Russia: Hundreds of fishermen stranded on gigantic ice floe
Over 500 ice fishermen have been saved in an emergency operation when a fissure occurred about 2 kilometers from the coast, stranding them. People tried using smaller pieces of ice as rafts to row back to shore.



Emergency services in Russia rescued over 500 ice fishermen after they became trapped on a giant sheet of floating ice that broke off an island in far-eastern Siberia, officials said.

The rescue mission took place off the coast of the island of Sakhalin in the Sea of Okhotsk, just north of Japan. The operation lasted approximately seven hours.

"Six hundred fishermen were cut off from the coast. Rescue work is in progress," Russia's Emergency Situations Ministry's regional branch was quoted as saying.

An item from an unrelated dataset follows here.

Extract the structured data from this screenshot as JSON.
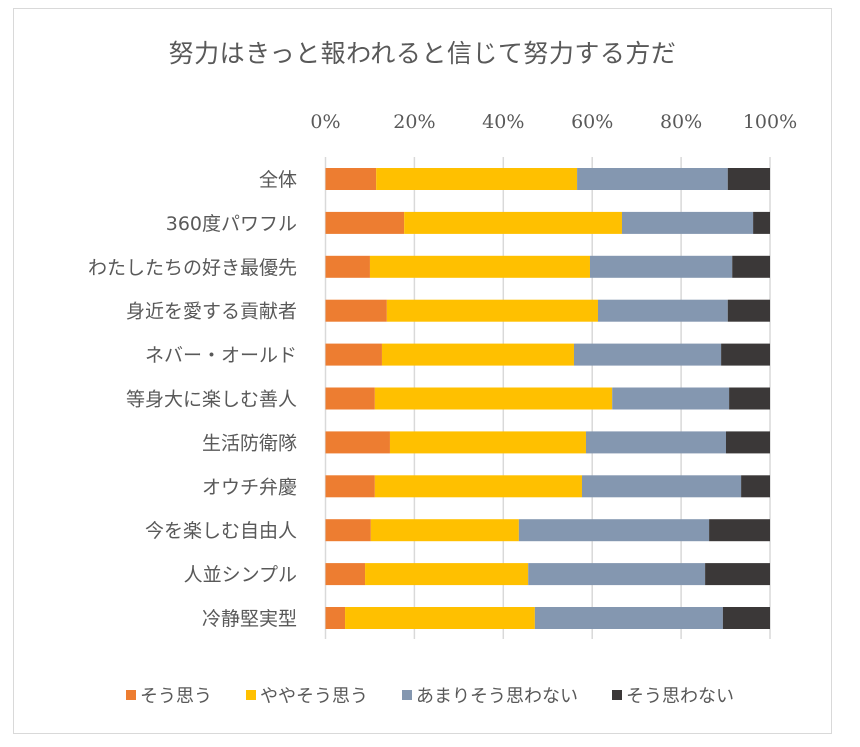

Read more: 2019: The year of climate consciousness


A group of fishermen use a smaller piece of ice as a raft to try and row to the coast, as the ice floe with stranded fishermen on them slowly drifted further away

Improvised life rafts

Around 60 more fishermen managed to return to shore on their own Tuesday evening, emergency officials said.

Footage of the scene showed groups of people using smaller slabs of ice as rafts in an attempt to row to the coast, the Associated Press reported.

A video released by the Russian television network Ren TV showed some people on a small drifting ice sheet using a rope to try to pull themselves back to a group on another nearby ice slab.

Some fishermen said that, at the time of the rescue, the gigantic ice floe had already drifted 200 meters from the coast.

Safety warnings go unheeded

Wednesday's operation marked the third time in just a week that emergency services in Sakhalin had to save ice fishermen trapped on ice floes.

On January 22, approximately 300 people became stranded on a drifting ice sheet and on Sunday 600 others did.

Local authorities say fishermen continue to fish and put themselves in danger despite safety warnings.

Alerts have been raised in recent days because of dangerous conditions caused by thin and melting ice, according to the Emergency Situations Ministry.

"Contrary to common sense and the authorities' warnings, sent via text message and the media, that going out onto the ice is extremely dangerous, several hundred people decided to try their luck anyway and ventured out onto unreliable ice," the ministry said in a statement.